2) Reconstitute the TVP in the broth; drain
3) Mash the Black Beans in a large bowl and add TVP, rice, sauteed vegetables, salt, and spices. Mix thoroughly. If mixture is too moist, add flour/soy powder to mix 1 tbs at a time.
4) Fry/grill and serve with chipotle aioli (chopped canned chipotle pepper and mayo to taste: 1 pepper is enough for probably 1/3 cup mayo)

These have been my most successful veggie patties to date, though I would cut back the rice by about half to make them less of a burrito on a bun. Vegetarians often measure the success of their recipes on whether or not meat-eaters enjoy them, and my favorite carnivore asked for a second. (I stuffed his with cheese and melted more on top, so this might have been cheating- I thought they were tasty without the dairy).

Saturday, November 8, 2008

Subway: everywhere

Subway's offering is hidden in the "Regional Favorites" section of the menu under the name "Veggie-Max" (in the Seattle area at least- I think it was different in Boston). Ok, so it's less of a burger and more of a sub, but it's still deserving of a review. The Veggie-Max is a beige, six-inch by three-inch rectangular patty: not too appetizing a description, but don't let appearances fool you. It's a tasty mix of Textured Vegetable Protein, vegetables, and the occasional grain of rice. Water chestnuts add a little bit of crunch.
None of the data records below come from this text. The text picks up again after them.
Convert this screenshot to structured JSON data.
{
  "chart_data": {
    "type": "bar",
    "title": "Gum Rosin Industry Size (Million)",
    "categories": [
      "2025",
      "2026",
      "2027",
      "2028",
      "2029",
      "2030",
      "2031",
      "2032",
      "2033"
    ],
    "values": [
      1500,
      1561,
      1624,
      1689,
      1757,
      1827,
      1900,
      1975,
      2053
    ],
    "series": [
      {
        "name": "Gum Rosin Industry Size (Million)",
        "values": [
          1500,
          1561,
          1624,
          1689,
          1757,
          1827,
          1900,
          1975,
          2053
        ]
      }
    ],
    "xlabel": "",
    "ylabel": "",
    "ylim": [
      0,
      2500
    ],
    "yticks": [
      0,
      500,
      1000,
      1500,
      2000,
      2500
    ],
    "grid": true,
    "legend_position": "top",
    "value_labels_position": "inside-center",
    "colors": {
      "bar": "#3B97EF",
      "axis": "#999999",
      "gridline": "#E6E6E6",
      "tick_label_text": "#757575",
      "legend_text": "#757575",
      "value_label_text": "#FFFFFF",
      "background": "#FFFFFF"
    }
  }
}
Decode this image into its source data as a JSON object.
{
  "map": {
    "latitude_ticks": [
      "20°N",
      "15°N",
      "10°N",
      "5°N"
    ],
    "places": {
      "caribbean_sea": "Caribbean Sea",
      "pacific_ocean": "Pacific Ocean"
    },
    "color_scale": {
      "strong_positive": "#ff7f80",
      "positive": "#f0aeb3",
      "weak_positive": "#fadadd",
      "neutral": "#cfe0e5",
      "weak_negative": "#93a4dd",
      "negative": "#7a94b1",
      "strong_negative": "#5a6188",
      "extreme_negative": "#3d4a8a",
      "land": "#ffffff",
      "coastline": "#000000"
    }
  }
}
I really can't think of a more descriptive word than "tasty": it gives a meaty texture and savory flavor to the weak Veggie Delight (vegetables and bread, cheese if you like it), and is more of a satisfying addition of the whole rather than a taste-sensation in it's own right. The Veggie-Max's strength is that it lets the best part of the Subway experience speak for itself: the multitude of veggies, breads, and sauces Subway offers, meaning almost infinite sandwich possibilities.

Sunday, November 2, 2008

Charlies: Seattle, WA

Charlie's offers not one but two veggie burgers: regular and black bean. The black bean burger was the first meal I ate as an official Seattle resident, and I have ordered it multiple times since then. I got it again tonight. My boyfriend really likes their hamburgers, which include a wide variety of topping choices, and you can substitute a garden burger for a meat burger for a dollar more. However, I don't think you should have to pay more for a veggie patty, so I usually stick with the black bean burger. It is a zesty and tasty (though somewhat dry) combination of black beans, soy protein, a little rice, and corn served with pepperjack cheese and pico de gallo, as well as the usual burger fixin's (lettuce, tomato, onion, pickle). As usual, I asked them to hold the cheese, but it would probably add a little moisture/grease to the burger. My server tonight forgot my pico de gallo, which would also serve this purpose. Points off for the massive, un-toasted sesame bun, which overwhelms the burger in a sea of bread. Don't get me wrong, a good bread can make a burger work, but this is just a commercial bun that is way too big for its purpose. The patty deserves a bun that will enhance, not mute, it's flavor.